(Meta)Evaluation:

Coworking, Practice Groups, Project Consulting & Coaching

This work is for practicing evaluators who share a desire to transform evaluation towards practices that disrupt rather than maintain the status quo. Metaevaluation is the practice of evaluating an evaluation. In our 2024 Core Concepts in Evaluation chapter, Dr. Tiffany Tovey and I laid out the case for writing a new story about what metaevaluation can be. The old story, largely defined by the white, male standard bearers of the field, calls for an overly technocratic, impractical, retrospective process that serves the needs of funders and largely inspires anxiety and apathy towards the entire practice. It’s an outdated view on what should be a lively, ongoing reflective practice.

In that chapter, we issued a call to action - “Evaluators themselves must take up the charge and practice metaevaluation with intention.” We envisioned a new story for metaevaluation, one that encompasses many practices and is met with humility and compassion. An ongoing and iterative practice that individuals and teams can engage in through principled reflection. 

“Our aim is for the new story of metaevaluation to start to interrogate this systemic and historical past through the lens of continuous improvement, wiser practice, and contribution to a more just society. In a sense, we aim to liberate metaevaluation and break it free from these socialized structures (Harro, 2000).” 

~ Tovey & Smith, 2024

A New Story for (Meta)Evaluation

Read the paper and hear our Call to Action!

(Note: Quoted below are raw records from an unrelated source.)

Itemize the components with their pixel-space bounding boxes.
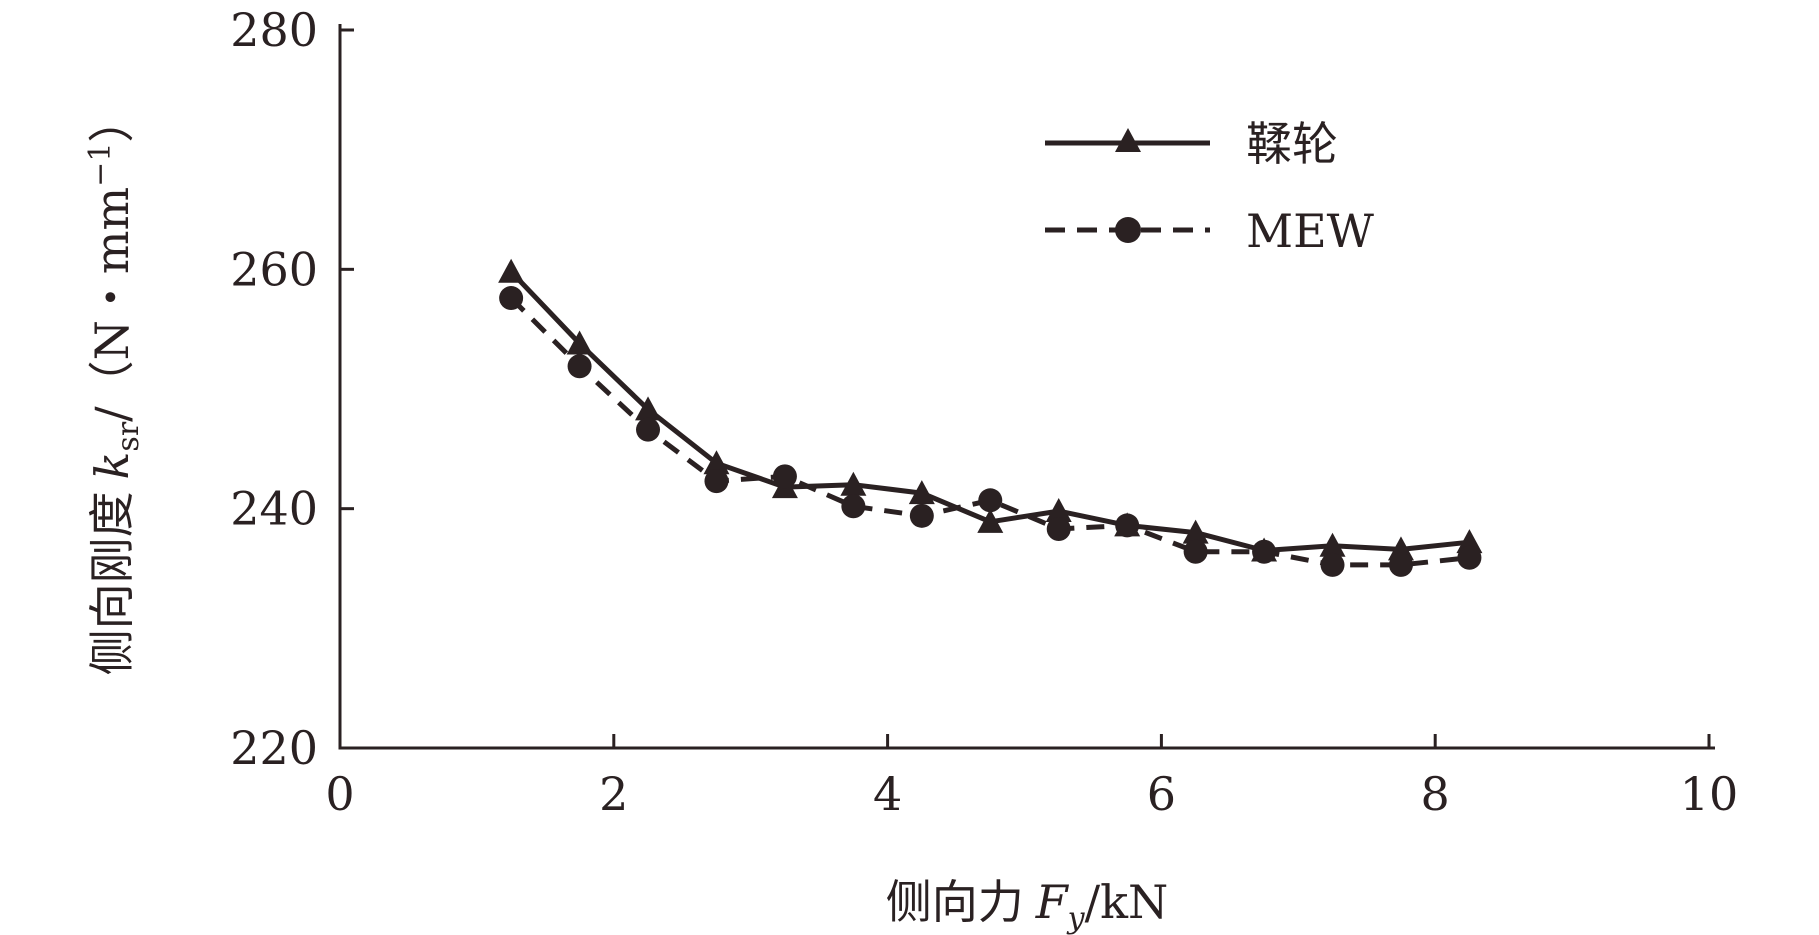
series-1-point xyxy=(1387,536,1414,561)
x-tick-label: 0 xyxy=(325,767,354,821)
y-axis-title-unit: /（N・mm xyxy=(85,187,139,422)
series-2-point xyxy=(1046,517,1071,542)
series xyxy=(498,258,1483,577)
y-tick-label: 240 xyxy=(230,482,318,536)
series-2-point xyxy=(841,494,866,519)
series-2-point xyxy=(499,286,524,311)
series-1 xyxy=(498,258,1483,562)
legend: 鞣轮 MEW xyxy=(1045,117,1375,258)
y-axis-title: 侧向刚度 ksr/（N・mm−1） xyxy=(83,97,146,676)
x-tick-label: 8 xyxy=(1421,767,1450,821)
series-1-point xyxy=(977,508,1004,533)
legend-marker-series-2 xyxy=(1115,217,1141,243)
x-tick-label: 6 xyxy=(1147,767,1176,821)
series-2-line xyxy=(509,296,1470,568)
y-tick-label: 280 xyxy=(230,3,318,57)
axes xyxy=(338,24,1715,750)
x-axis-title-prefix: 侧向力 xyxy=(886,875,1024,929)
series-1-point xyxy=(635,396,662,421)
legend-item-series-2: MEW xyxy=(1045,204,1375,258)
legend-label-series-1: 鞣轮 xyxy=(1246,117,1338,171)
y-axis-title-var: k xyxy=(85,452,139,480)
series-2-point xyxy=(1252,539,1277,564)
series-2-point xyxy=(1183,539,1208,564)
x-tick-label: 2 xyxy=(599,767,628,821)
series-2-point xyxy=(704,469,729,494)
series-1-point xyxy=(840,471,867,496)
series-1-point xyxy=(498,258,525,283)
series-2-point xyxy=(909,503,934,528)
x-axis-title-unit: /kN xyxy=(1085,875,1169,929)
series-2-point xyxy=(567,354,592,379)
series-2-point xyxy=(1115,513,1140,538)
series-2-point xyxy=(978,488,1003,513)
legend-item-series-1: 鞣轮 xyxy=(1045,117,1338,171)
x-tick-label: 4 xyxy=(873,767,902,821)
series-1-point xyxy=(908,480,935,505)
series-1-point xyxy=(703,450,730,475)
series-1-point xyxy=(1045,498,1072,523)
y-tick-label: 260 xyxy=(230,242,318,296)
series-1-point xyxy=(1182,519,1209,544)
series-1-point xyxy=(566,330,593,355)
y-axis-title-close: ） xyxy=(85,97,139,143)
x-tick-label: 10 xyxy=(1680,767,1739,821)
series-2-point xyxy=(636,417,661,442)
ticks: 0 2 4 6 8 10 220 240 260 280 xyxy=(230,3,1738,821)
x-axis-title: 侧向力 Fy/kN xyxy=(886,875,1169,935)
series-2-point xyxy=(772,464,797,489)
x-axis-title-var: F xyxy=(1035,875,1070,929)
series-2-point xyxy=(1457,545,1482,570)
series-2-point xyxy=(1388,552,1413,577)
series-1-point xyxy=(1456,529,1483,554)
legend-marker-series-1 xyxy=(1115,128,1141,152)
y-axis-title-sub: sr xyxy=(111,421,146,451)
legend-label-series-2: MEW xyxy=(1246,204,1375,258)
x-axis-title-sub: y xyxy=(1066,901,1086,935)
series-2-point xyxy=(1320,552,1345,577)
y-tick-label: 220 xyxy=(230,721,318,775)
series-2 xyxy=(499,286,1482,577)
y-axis-title-sup: −1 xyxy=(83,143,118,187)
series-1-point xyxy=(1319,532,1346,557)
y-axis-title-prefix: 侧向刚度 xyxy=(85,491,139,675)
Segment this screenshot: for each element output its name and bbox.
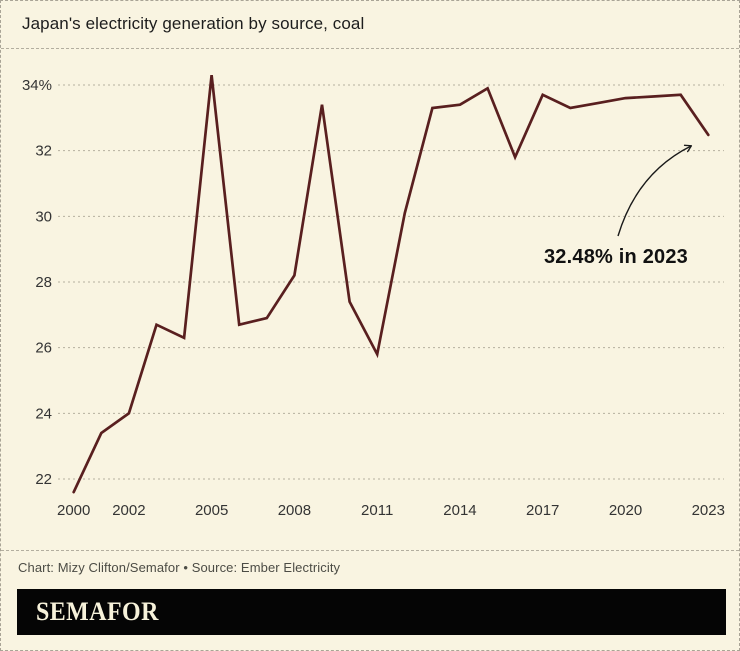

In early 2022, a team of editors put out a call for proposals for a book to be entitled Core Concepts in Evaluation. Each chapter was intended to be a modern commentary on “classic” writings in evaluation. We were drawn to respond to Stufflebeam’s original manuscript on Metaevaluation for a section called “Evaluation is a reflexive practice: evaluation can and should be evaluated.” Over the course of the next year, Tiffany and I met regularly to discuss and write this piece on metaevaluation as a reflective practice. A similar version was published by Sage in 2024.

We share this version here because we believe academic literature should be free and accessible. We believe the field of evaluation is in critical need of a revolution. This might feel like an uncomfortable truth, but -- evaluation is political. The current political paradigm in the US would have us believe that politics can only be described in binary terms (left/right). Instead, we offer a politic grounded in love and collective liberation. A politic that seeks to restore and repair connection to ourselves, to each other, to community, to nature. A politic that restores dignity and belonging. A politic that is grounded in our interdependence. A politic that includes everyone and leaves nobody out. Instead of the current divisive and harmful binary, we invite a paradigm shift into a cycle of liberation (Harro, 2000).